Tosha Dupras, Ph.D.
Before the move to Lubbock, Dupras served as senior associate dean of the University of Central Florida's College of Sciences and as a professor in the Department of Anthropology. While at the University of Central Florida, Dupras also served as department chair and as interim dean of the college and department chair. A native of Canada, she spent one year as a visiting instructor at the University of Calgary before moving to Florida.
“I am very excited and honored to be joining Texas Tech University and becoming part of the Red Raider family,” Dupras said. “I look forward to leading and working with the outstanding students, staff, faculty, alumni and supporters of the College of Arts & Sciences in continuing to foster the excellence and impact that Texas Tech is known for, through the inclusive education and empowerment of the diverse student body to develop our future global leaders, to continue building national and international research and creative prominence and forging strong community partnerships.”
Dupras earned her bachelor's degree in archaeology from Simon Fraser University in 1993, master's degree in human biology from the University of Guelph in 1995 and her doctorate in anthropology from McMaster University in 1999. Her dissertation was nominated for the Canadian Distinguished Dissertation of the Year in 2000.
Her primary research focus is the reconstruction of life history, particularly diet, migration, disease and growth and development, through the analysis of stable isotopes and paleopathology. Dupras has been a member and co-director of the bioarcheology team of the Dakhleh Oasis Project in Egypt since 1996 and has led the bioarchaeology research portion of the Sai Island Mission in Sudan since 2015. In addition, she and her students have been involved in stable isotope projects based in Lithuania, Hungary, France, Croatia, Jordan and the island of Flores in Southeast Asia.
“Dr. Dupras has experience with academically strong and diverse programs,” said Texas Tech Provost Ronald Hendrick. “She has the requisite skills and vision to help the College of Arts & Sciences grow its impact, and thereby, Texas Tech's impact. I believe Dr. Dupras has an ability to work within the college and across campus to advance our goals as they relate to the success of our students, faculty and staff.”
While at the University of Central Florida, Dupras was honored numerous times. In 2004, she received the College of Arts and Sciences Undergraduate Teaching Award, the University Excellence in Undergraduate Teaching Award and the Teaching Incentive Program Award for excellence in teaching. She earned the university's Research Incentive Award for excellence in research in 2005 and the College of Sciences Excellence in Undergraduate Teaching Award in 2008. In 2009, she received the College of Sciences Excellence in Graduate Teaching Award and the Teaching Incentive Program Award for excellence in teaching for a second time. In 2016, she was selected as a Women Making History Awardee by the executive board of the university's Center for Success of Women Faculty.
She served a four-year term as associate editor for the American Journal of Physical Anthropology and a three-year term as associate research scientist at the American Museum of Natural History.

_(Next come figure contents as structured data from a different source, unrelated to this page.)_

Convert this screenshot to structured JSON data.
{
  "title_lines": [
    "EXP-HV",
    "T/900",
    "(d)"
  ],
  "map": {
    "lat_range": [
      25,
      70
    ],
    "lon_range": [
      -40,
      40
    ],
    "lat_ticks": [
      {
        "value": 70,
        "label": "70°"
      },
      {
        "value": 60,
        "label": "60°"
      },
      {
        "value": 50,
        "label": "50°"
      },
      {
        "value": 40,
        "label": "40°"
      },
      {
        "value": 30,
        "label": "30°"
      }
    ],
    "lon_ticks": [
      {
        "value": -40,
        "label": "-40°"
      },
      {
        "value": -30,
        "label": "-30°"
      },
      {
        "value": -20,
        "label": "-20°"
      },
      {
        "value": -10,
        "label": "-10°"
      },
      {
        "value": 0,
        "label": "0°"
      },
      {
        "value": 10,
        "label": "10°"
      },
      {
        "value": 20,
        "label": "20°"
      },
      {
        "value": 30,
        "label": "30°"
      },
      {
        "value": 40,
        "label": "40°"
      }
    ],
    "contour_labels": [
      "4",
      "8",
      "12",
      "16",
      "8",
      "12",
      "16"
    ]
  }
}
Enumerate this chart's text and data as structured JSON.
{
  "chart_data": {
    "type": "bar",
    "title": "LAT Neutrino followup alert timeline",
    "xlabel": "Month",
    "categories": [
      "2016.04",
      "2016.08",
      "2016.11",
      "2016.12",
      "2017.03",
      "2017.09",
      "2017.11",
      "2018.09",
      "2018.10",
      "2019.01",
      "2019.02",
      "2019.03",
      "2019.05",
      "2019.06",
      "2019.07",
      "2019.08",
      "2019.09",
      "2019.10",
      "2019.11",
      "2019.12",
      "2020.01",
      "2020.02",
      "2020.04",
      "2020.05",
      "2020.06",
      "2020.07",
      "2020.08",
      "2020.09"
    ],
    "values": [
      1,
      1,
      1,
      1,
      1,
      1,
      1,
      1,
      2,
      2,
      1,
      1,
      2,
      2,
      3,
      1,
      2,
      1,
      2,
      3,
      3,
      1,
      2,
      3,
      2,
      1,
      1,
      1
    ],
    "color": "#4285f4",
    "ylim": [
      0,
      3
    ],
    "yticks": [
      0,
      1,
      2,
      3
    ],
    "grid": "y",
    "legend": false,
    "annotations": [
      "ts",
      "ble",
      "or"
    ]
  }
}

She has written and published three peer-reviewed books and has been active in professional service, including with the Canadian Association for Physical Anthropology, the American Association of Physical Anthropologists, the Paleopathology Association and the Archaeological Institute of America's Central Florida Society.
“I join with all my colleagues at Texas Tech in welcoming Dr. Dupras to Texas Tech,” said Texas Tech President Lawrence Schovanec. “As the largest college and one of the original colleges of our university, the College of Arts & Sciences has a rich history of contribution in the areas of education and scholarship. I look forward to the benefits of Dr. Dupras' leadership in the college and across the university.”